Dr. Taylor is the director of research and evaluation for a statewide project to train advanced practice clinicians in first trimester abortion care using a standardized curriculum with the goal to increase the number abortion providers and make professional and practice improvements to normalize abortion into women's primary care.

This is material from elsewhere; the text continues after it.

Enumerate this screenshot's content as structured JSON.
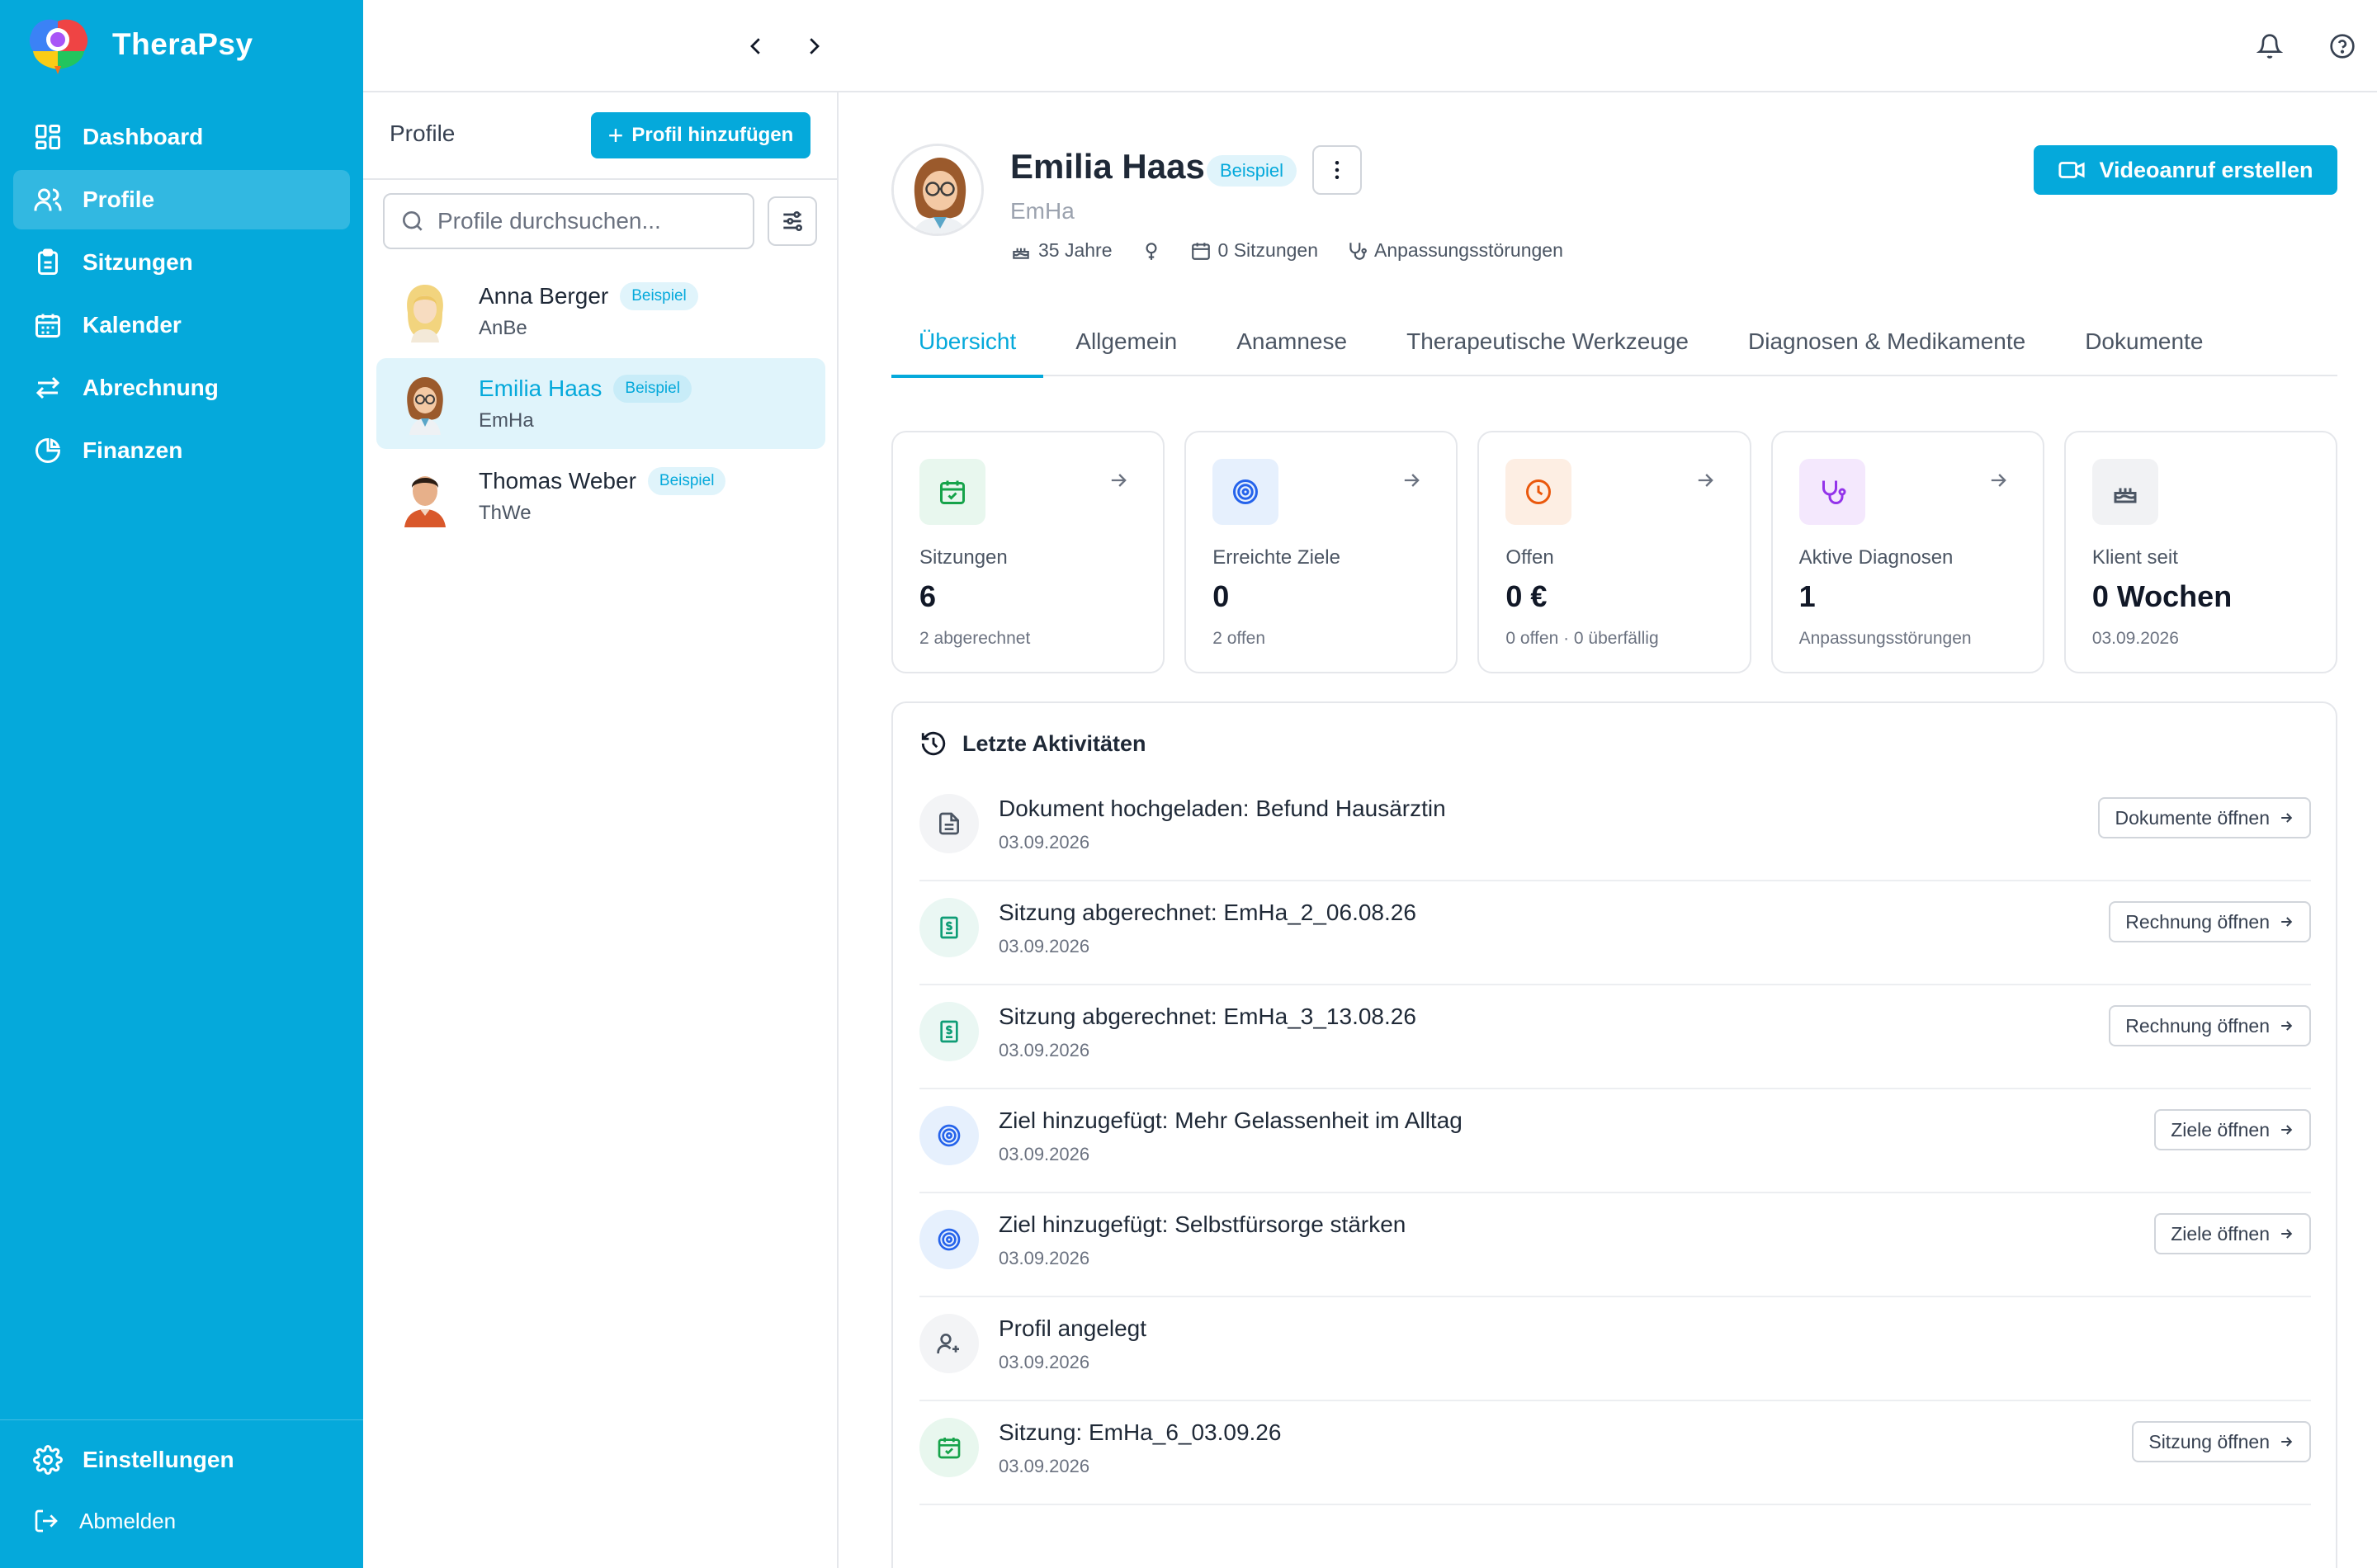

Dr. Taylor has been a leader in policy-shaping activities for multiple professional groups on regional, national level, and international levels. She has served on national boards and committees of the Health Professions Division of the US Public Health Service, the American Nurses Association, the National Organization of NP Faculties, the Association of Women's Health Nurses, NPs in Women's Health as well as state and local nursing practice and education committees. Currently, Dr. Taylor is also an active board member of the Reproductive Options Education Consortium in Nursing (Abortion Access Project), a board member of Clinicians for Choice, and Board chair (as well as a practicing clinician) of the San Francisco Women's Community Clinic.
Kirsten Thomsen, PA-C
Kirsten Thomsen is an assistant professor in the Physician Assistant Program at the George Washington University School of Medicine and Health Sciences. She was recently selected to serve on the National Commission on Vision and Health and the Paul Ambrose Scholars Program selection committee for the Association for Prevention Teaching and Research. She continues to serve on the Physician Assistant Education Association (PAEA) board of directors in a director-at-large position and as vice president of District of Columbia Academy of Physician Assistants. For the past five years, Thomsen has served as university preceptor for GWU ISCOPES Healthcare for the Homeless interdisciplinary group. She also serves on the DC AHEC Medical Homes advisory committee, works with DC Emergency Medical Reserve Corps - for which she was highlighted on the Surgeon General's Medical Reserve Corps website for her activities in the District of Columbia and New Orleans post Katrina - and was the PA representative in a HRSA Health Literacy curriculum pilot project. As past president and senior advisor of the Society of Primary Care Policy Fellows, Thomsen was the primary organizer of a health policy roundtable on Capitol Hill which addressed post-Hurricane Katrina issues. Thomsen co-authored "Global Clinical Experiences for Physician Assistant Students," published in The Journal of Physician Assistant Education (volume 18, number 3). She continues to serve as a GWU National Health Service Corps Ambassador.